# AMNS Gouda and Chedder Q-Views!



## stwallace (May 24, 2011)

First time ever using the AMNS.  
	

		
			
		

		
	














Apple One Side, Maple The Other (I will do it over aluminum foil next time since I'm a mess)



















Vacuum Sealed half the cheddar and one of the Goudas'

The AMNS worked just as everyone says.  Couldn't be any happier.

Sean


----------



## scarbelly (May 24, 2011)

Looks like they came out great. Now the 2 week wait.
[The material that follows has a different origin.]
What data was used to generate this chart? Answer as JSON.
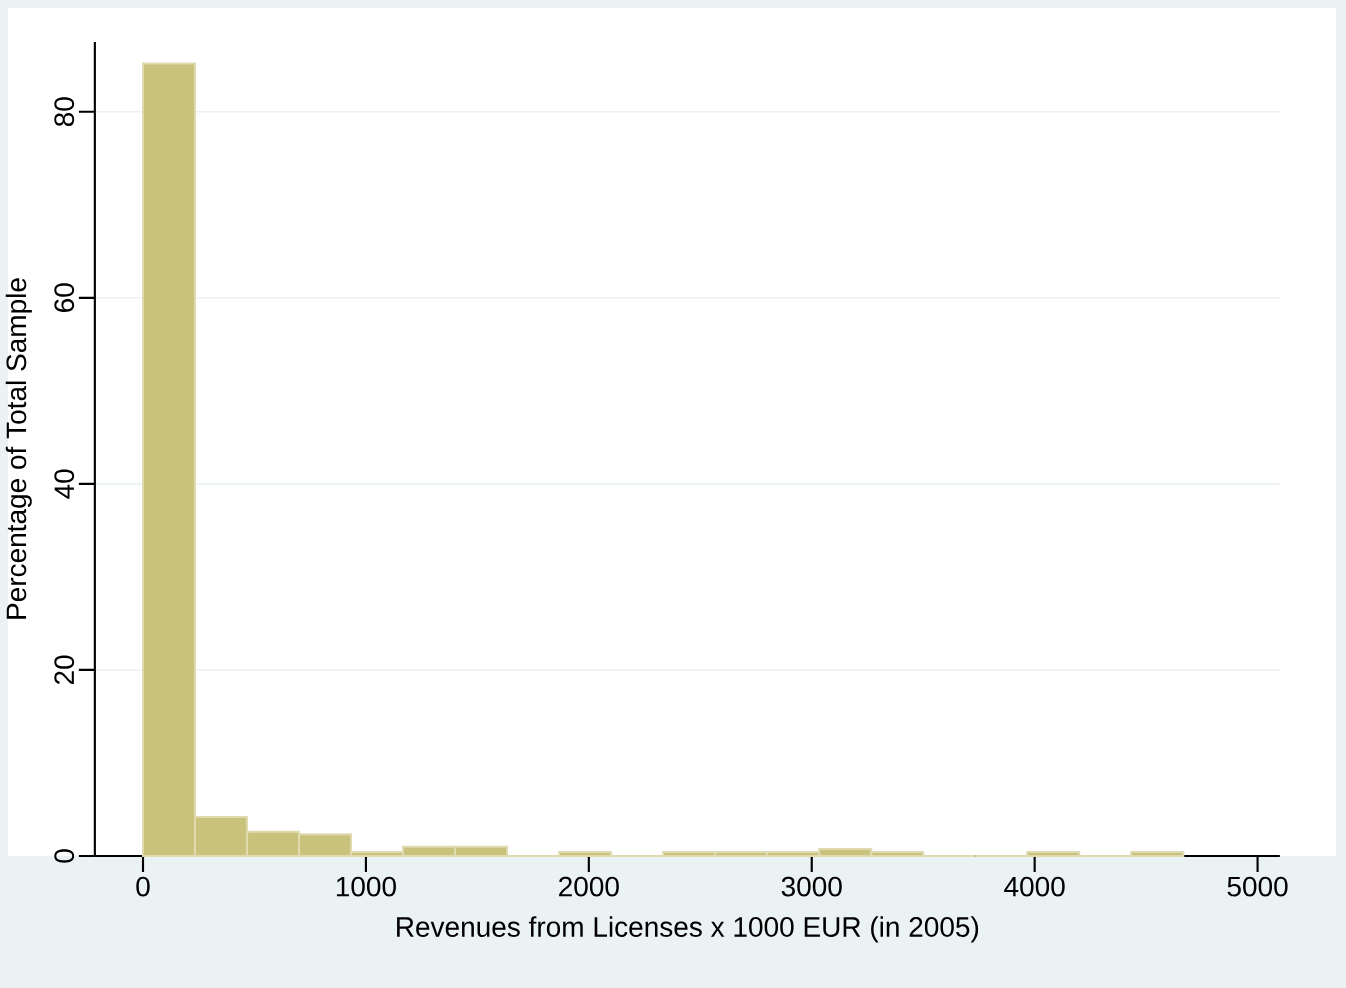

Tick Tick Tick it is gonna go real slow


----------



## beer-b-q (May 24, 2011)

Cheese looks great.  Nice Job...  The wait is the hardest part...


----------



## stwallace (May 24, 2011)

Is it two weeks!  Dang I thought it was only one.  Since the Gouda is softer it takes less time right?  Haha I just finished up my last batch, and I want some cheese!  Thanks though guys the AMNS couldn't get any easier


----------



## tyotrain (May 24, 2011)

Man O Man that cheese looks great.. Nice job bet it will be tasty


----------



## SmokinAl (May 24, 2011)

Your cheese looks great.   
	

	
	
		
		



		
		
	


	





       I'm getting low myself, need to fire up the AMNS!


----------



## tjohnson (May 24, 2011)

Very nice looking cheese!!!

Great way to break in your brand spankin' new Masterbuilt!

Todd


----------



## stwallace (May 24, 2011)

Haha I know its my first smoke with the NEW Masterbuilt!


----------



## venture (May 25, 2011)

Looks good.  The gouda is good to go now.  But I bet you already know that.
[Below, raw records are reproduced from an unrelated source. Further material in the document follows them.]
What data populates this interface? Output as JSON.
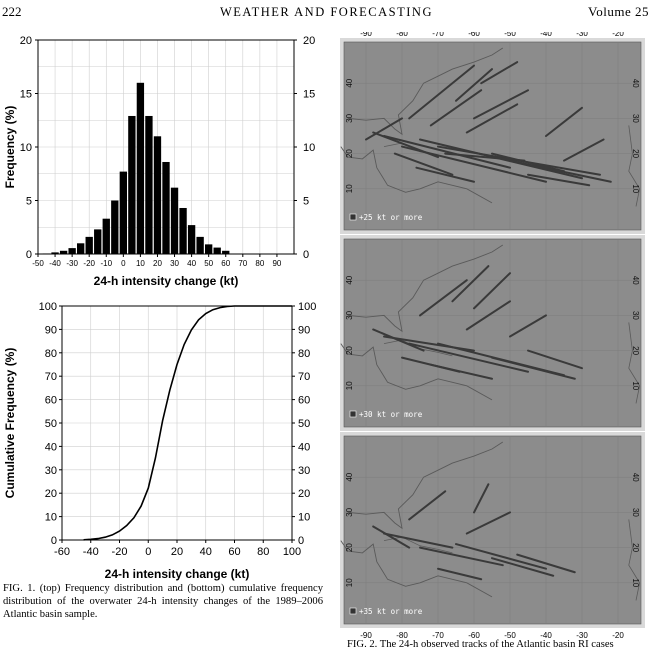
{
  "header": {
    "page_number": "222",
    "journal": "WEATHER AND FORECASTING",
    "volume": "Volume 25"
  },
  "chart_data": [
    {
      "type": "bar",
      "xlabel": "24-h  intensity change (kt)",
      "ylabel": "Frequency (%)",
      "x_tick_labels": [
        "-50",
        "-40",
        "-30",
        "-20",
        "-10",
        "0",
        "10",
        "20",
        "30",
        "40",
        "50",
        "60",
        "70",
        "80",
        "90"
      ],
      "y_tick_labels": [
        "0",
        "5",
        "10",
        "15",
        "20"
      ],
      "xlim": [
        -50,
        100
      ],
      "ylim": [
        0,
        20
      ],
      "bin_width": 5,
      "x": [
        -45,
        -40,
        -35,
        -30,
        -25,
        -20,
        -15,
        -10,
        -5,
        0,
        5,
        10,
        15,
        20,
        25,
        30,
        35,
        40,
        45,
        50,
        55,
        60
      ],
      "values": [
        0.05,
        0.15,
        0.3,
        0.55,
        1.0,
        1.6,
        2.3,
        3.3,
        5.0,
        7.7,
        12.9,
        16.0,
        12.9,
        11.0,
        8.6,
        6.2,
        4.3,
        2.7,
        1.6,
        0.9,
        0.6,
        0.3
      ]
    },
    {
      "type": "line",
      "xlabel": "24-h intensity change (kt)",
      "ylabel": "Cumulative Frequency (%)",
      "x_tick_labels": [
        "-60",
        "-40",
        "-20",
        "0",
        "20",
        "40",
        "60",
        "80",
        "100"
      ],
      "y_tick_labels": [
        "0",
        "10",
        "20",
        "30",
        "40",
        "50",
        "60",
        "70",
        "80",
        "90",
        "100"
      ],
      "xlim": [
        -60,
        100
      ],
      "ylim": [
        0,
        100
      ],
      "x": [
        -45,
        -40,
        -35,
        -30,
        -25,
        -20,
        -15,
        -10,
        -5,
        0,
        5,
        10,
        15,
        20,
        25,
        30,
        35,
        40,
        45,
        50,
        55,
        60,
        70,
        100
      ],
      "values": [
        0.1,
        0.3,
        0.6,
        1.2,
        2.2,
        3.8,
        6.2,
        9.5,
        14.5,
        22.2,
        35.0,
        51.0,
        64.0,
        75.0,
        83.6,
        89.8,
        94.1,
        96.8,
        98.4,
        99.3,
        99.8,
        100,
        100,
        100
      ]
    }
  ],
  "fig1_caption": "FIG. 1. (top) Frequency distribution and (bottom) cumulative frequency distribution of the overwater 24-h intensity changes of the 1989–2006 Atlantic basin sample.",
  "maps": {
    "lon_labels": [
      "-90",
      "-80",
      "-70",
      "-60",
      "-50",
      "-40",
      "-30",
      "-20"
    ],
    "lat_labels": [
      "10",
      "20",
      "30",
      "40"
    ],
    "panels": [
      {
        "legend": "+25 kt or more"
      },
      {
        "legend": "+30 kt or more"
      },
      {
        "legend": "+35 kt or more"
      }
    ],
    "colors": {
      "ocean": "#8c8c8c",
      "track": "#3a3a3a",
      "coast": "#5a5a5a",
      "frame": "#d9d9d9"
    }
  },
  "fig2_caption": "FIG. 2. The 24-h observed tracks of the Atlantic basin RI cases"
}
Good luck and good smoking.


----------



## stwallace (May 25, 2011)

Venture said:


> Looks good.  The gouda is good to go now.  But I bet you already know that.
> 
> Good luck and good smoking.




No I did not really.  I've heard that the Gouda doesn't take as long.  So Whats the time period then for Gouda?  Right Away?  Thx Venture


----------